I will first discuss the mathematical approach to phase reduction in delay-coupled oscillators, including the approach to compute higher-order terms (i.e. terms of order at least 2) in the coupling parameter. By means of an illustrative example, I will then show how including these higher-order terms yields more accurate predictions of synchronisation behaviour.

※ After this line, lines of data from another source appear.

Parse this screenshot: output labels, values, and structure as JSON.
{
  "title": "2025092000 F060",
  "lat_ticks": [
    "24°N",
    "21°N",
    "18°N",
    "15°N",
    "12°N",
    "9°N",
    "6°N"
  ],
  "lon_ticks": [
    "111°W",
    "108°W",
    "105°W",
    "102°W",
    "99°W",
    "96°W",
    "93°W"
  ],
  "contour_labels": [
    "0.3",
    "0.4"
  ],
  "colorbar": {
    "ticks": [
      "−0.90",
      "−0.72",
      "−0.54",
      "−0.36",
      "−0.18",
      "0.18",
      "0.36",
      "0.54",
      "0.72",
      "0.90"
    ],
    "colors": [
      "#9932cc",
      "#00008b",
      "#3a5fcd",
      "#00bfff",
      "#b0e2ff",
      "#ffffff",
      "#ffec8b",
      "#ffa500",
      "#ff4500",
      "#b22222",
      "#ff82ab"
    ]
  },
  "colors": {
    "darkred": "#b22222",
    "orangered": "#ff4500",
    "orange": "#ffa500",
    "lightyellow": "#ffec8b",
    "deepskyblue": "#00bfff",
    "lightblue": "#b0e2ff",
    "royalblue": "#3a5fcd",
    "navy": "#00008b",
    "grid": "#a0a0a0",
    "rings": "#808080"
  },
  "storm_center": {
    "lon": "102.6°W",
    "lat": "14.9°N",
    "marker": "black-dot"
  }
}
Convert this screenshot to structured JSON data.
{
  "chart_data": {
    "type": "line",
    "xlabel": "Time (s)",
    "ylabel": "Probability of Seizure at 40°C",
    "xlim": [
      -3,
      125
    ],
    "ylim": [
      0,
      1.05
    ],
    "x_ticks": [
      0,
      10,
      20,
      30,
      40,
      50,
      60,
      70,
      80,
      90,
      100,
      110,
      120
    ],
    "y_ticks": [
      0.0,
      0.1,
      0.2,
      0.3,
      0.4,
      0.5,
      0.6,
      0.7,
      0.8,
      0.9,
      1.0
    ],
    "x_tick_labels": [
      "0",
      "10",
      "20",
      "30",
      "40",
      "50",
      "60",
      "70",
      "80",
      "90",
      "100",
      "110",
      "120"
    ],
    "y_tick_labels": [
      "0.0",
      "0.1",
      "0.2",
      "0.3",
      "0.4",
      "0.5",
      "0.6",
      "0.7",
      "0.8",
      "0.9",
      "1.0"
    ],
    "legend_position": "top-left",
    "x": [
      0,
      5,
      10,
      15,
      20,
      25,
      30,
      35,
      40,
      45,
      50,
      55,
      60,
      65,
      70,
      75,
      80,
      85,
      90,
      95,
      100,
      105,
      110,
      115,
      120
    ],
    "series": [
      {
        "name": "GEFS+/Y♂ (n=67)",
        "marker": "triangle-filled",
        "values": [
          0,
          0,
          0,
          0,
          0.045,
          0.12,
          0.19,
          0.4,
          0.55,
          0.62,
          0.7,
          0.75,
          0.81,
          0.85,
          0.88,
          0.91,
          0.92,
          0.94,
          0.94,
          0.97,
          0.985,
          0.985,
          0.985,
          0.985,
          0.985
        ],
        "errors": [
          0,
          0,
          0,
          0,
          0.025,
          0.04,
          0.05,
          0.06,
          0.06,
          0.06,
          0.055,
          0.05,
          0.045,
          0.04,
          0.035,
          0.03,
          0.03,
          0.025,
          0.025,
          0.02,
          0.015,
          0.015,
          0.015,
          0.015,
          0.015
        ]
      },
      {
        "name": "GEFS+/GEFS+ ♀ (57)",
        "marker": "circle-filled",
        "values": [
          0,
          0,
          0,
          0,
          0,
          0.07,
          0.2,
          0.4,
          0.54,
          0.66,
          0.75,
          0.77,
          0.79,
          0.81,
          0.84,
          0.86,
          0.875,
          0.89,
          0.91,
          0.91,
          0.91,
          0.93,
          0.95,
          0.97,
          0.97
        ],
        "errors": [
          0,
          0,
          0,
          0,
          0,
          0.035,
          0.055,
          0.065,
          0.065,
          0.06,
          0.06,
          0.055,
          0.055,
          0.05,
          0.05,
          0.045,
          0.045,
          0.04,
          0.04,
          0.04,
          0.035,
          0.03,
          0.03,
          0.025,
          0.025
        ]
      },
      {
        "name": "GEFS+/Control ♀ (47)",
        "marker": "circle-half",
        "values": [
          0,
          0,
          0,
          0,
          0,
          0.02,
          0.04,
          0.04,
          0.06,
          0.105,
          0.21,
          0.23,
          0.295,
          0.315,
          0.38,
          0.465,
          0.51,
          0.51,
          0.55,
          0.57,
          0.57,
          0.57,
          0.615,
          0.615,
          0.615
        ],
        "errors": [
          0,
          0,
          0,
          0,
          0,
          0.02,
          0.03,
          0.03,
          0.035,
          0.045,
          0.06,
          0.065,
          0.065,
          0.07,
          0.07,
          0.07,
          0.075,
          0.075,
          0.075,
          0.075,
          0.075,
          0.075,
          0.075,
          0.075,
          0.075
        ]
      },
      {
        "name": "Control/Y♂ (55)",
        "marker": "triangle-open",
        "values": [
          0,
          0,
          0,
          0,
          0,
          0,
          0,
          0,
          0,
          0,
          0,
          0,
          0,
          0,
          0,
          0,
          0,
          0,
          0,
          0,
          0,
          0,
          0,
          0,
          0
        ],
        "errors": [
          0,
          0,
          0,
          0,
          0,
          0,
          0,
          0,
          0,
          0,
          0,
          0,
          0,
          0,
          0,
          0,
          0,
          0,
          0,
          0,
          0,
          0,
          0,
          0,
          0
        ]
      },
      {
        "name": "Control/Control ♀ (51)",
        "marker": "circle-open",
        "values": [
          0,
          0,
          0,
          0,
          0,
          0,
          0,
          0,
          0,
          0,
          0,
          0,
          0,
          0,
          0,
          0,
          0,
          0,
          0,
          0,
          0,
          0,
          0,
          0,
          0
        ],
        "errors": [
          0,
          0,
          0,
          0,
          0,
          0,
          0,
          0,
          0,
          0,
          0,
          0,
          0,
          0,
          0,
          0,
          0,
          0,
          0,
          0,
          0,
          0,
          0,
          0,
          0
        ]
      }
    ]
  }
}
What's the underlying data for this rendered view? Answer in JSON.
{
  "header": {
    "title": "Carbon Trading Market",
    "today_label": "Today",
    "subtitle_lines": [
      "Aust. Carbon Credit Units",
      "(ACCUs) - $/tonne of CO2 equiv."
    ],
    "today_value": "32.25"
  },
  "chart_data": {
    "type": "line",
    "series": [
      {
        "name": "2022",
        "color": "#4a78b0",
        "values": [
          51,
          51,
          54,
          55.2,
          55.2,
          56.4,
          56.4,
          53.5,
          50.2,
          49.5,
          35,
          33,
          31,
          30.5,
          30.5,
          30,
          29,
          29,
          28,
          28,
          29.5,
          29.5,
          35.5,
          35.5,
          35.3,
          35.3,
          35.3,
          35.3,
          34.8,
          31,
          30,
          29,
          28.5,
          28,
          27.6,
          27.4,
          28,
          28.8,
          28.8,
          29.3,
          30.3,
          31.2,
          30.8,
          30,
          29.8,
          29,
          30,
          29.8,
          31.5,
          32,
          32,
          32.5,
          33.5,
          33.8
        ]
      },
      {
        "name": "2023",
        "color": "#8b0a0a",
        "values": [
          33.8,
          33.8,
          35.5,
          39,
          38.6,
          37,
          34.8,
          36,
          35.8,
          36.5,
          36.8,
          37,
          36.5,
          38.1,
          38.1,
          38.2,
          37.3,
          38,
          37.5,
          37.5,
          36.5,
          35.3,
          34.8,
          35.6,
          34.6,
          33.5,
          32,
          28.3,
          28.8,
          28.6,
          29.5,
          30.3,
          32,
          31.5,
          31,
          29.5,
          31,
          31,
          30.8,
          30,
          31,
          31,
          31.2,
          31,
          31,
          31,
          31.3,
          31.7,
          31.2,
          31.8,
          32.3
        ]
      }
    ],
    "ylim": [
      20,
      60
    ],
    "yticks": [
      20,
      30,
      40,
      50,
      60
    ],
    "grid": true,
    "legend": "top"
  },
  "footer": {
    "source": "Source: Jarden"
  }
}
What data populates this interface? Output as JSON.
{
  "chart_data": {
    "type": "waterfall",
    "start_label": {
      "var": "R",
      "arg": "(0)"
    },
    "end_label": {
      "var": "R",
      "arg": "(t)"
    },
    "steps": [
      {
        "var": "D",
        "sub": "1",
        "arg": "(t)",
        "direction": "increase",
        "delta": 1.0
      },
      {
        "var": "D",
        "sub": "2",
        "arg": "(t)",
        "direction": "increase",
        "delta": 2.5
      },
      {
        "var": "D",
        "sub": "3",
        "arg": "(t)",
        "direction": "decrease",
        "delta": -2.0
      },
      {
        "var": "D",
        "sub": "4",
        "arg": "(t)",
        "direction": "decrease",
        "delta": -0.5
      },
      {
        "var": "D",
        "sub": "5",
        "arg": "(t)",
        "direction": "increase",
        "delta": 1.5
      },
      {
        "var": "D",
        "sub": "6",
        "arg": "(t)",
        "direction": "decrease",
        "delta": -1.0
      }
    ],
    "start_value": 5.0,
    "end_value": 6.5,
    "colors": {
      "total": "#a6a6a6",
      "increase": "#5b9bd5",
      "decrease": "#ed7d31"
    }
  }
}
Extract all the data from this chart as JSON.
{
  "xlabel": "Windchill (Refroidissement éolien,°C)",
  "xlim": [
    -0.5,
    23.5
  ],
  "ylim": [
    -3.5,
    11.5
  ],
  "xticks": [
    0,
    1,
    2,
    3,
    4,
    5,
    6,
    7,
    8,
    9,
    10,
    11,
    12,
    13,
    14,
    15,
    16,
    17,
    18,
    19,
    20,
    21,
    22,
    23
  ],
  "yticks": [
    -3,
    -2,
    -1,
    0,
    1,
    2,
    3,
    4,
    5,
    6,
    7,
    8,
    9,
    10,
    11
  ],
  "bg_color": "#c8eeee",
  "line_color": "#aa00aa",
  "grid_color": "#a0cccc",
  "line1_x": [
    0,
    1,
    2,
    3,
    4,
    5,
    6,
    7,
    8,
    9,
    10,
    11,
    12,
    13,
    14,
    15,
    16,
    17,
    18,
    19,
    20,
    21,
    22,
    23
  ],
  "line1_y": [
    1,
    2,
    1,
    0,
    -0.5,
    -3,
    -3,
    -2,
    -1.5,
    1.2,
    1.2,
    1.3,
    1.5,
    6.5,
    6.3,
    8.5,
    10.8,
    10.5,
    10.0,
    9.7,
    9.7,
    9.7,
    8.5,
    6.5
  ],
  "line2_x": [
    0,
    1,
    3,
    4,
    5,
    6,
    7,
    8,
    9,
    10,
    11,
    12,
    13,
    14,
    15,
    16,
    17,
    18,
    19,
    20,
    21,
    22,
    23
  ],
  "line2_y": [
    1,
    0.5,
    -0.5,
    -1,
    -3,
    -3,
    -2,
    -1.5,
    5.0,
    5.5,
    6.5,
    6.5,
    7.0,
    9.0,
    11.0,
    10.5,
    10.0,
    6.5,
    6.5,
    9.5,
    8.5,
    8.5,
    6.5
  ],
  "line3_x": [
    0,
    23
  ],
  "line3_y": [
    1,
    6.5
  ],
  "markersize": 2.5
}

**Speaker**: Chiheb Ben Hammouda

**Title: **Automated Importance Sampling via Optimal Control for Stochastic Reaction Networks: Learning and Markovian Projection-based Approaches

**Abstract**: Stochastic reaction networks (SRNs) are a particular class of continuous-time Markov chains used to model a wide range of phenomena, including biological/chemical reactions, epidemics, risk theory, queuing, and supply chain networks. In this context, we explore the efficient estimation of statistical quantities, particularly rare event probabilities, and propose two alternative importance sampling (IS) approaches [1,2] to improve the Monte Carlo (MC) estimator efficiency. The key challenge in the IS framework is to choose an appropriate change of probability measure to achieve substantial variance reduction, which often requires insights into the underlying problem. Therefore, we propose an automated approach to obtain a highly efficient path-dependent measure change based on an original connection between finding optimal IS parameters and solving a variance minimization problem via a stochastic optimal control formulation. We pursue two alternative approaches to mitigate the curse of dimensionality when solving the resulting dynamic programming problem. In the first approach [1], we propose a learning-based method to approximate the value function using a neural network, where the parameters are determined via a stochastic optimization algorithm. As an alternative, we present in [2] a dimension reduction method, based on mapping the problem to a significantly lower dimensional space via the Markovian projection (MP) idea. The output of this model reduction technique is a low dimensional SRN (potentially one dimension) that preserves the marginal distribution of the original high-dimensional SRN system. The dynamics of the projected process are obtained via a discrete $L^2$ regression. By solving a resulting projected Hamilton-Jacobi-Bellman (HJB) equation for the reduced-dimensional SRN, we get projected IS parameters, which are then mapped back to the original full-dimensional SRN system, and result in an efficient IS-MC estimator of the full-dimensional SRN. Our analysis and numerical experiments verify that both proposed IS (learning based and MP-HJB-IS) approaches substantially reduce the MC estimator’s variance, resulting in a lower computational complexity in the rare event regime than standard MC estimators.

[1] Ben Hammouda, C., Ben Rached, N., and Tempone, R., and Wiechert, S. Learning-based importance sampling via stochastic optimal control for stochastic reaction net-works. Statistics and Computing 33, no. 3 (2023): 58.

[2] Ben Hammouda, C., Ben Rached, N., and Tempone, R., and Wiechert, S. (2023). Automated Importance Sampling via Optimal Control for Stochastic Reaction Networks: A Markovian Projection-based Approach. *arXiv preprint arXiv:2306.02660*.

**Speaker: **Havva Yoldaş

**Title**: Quantitative hypocoercivity results for kinetic equations in mathematical biology

**Abstract**: After a short introduction on kinetic equations and classical $L^2/H^1$ hypocoercivity techniques due to Dolbeault, Mouhot, Schmeiser AMS 2015, I will talk about Harris-type theorems that is an alternative method for obtaining quantitative convergence rates. I will discuss how to use these theorems summarising some recent results obtained jointly with Jo Evans (Warwick) on the run and tumble equations that is a kinetic-transport equation modelling the bacterial movement under the effect of a chemoattractant.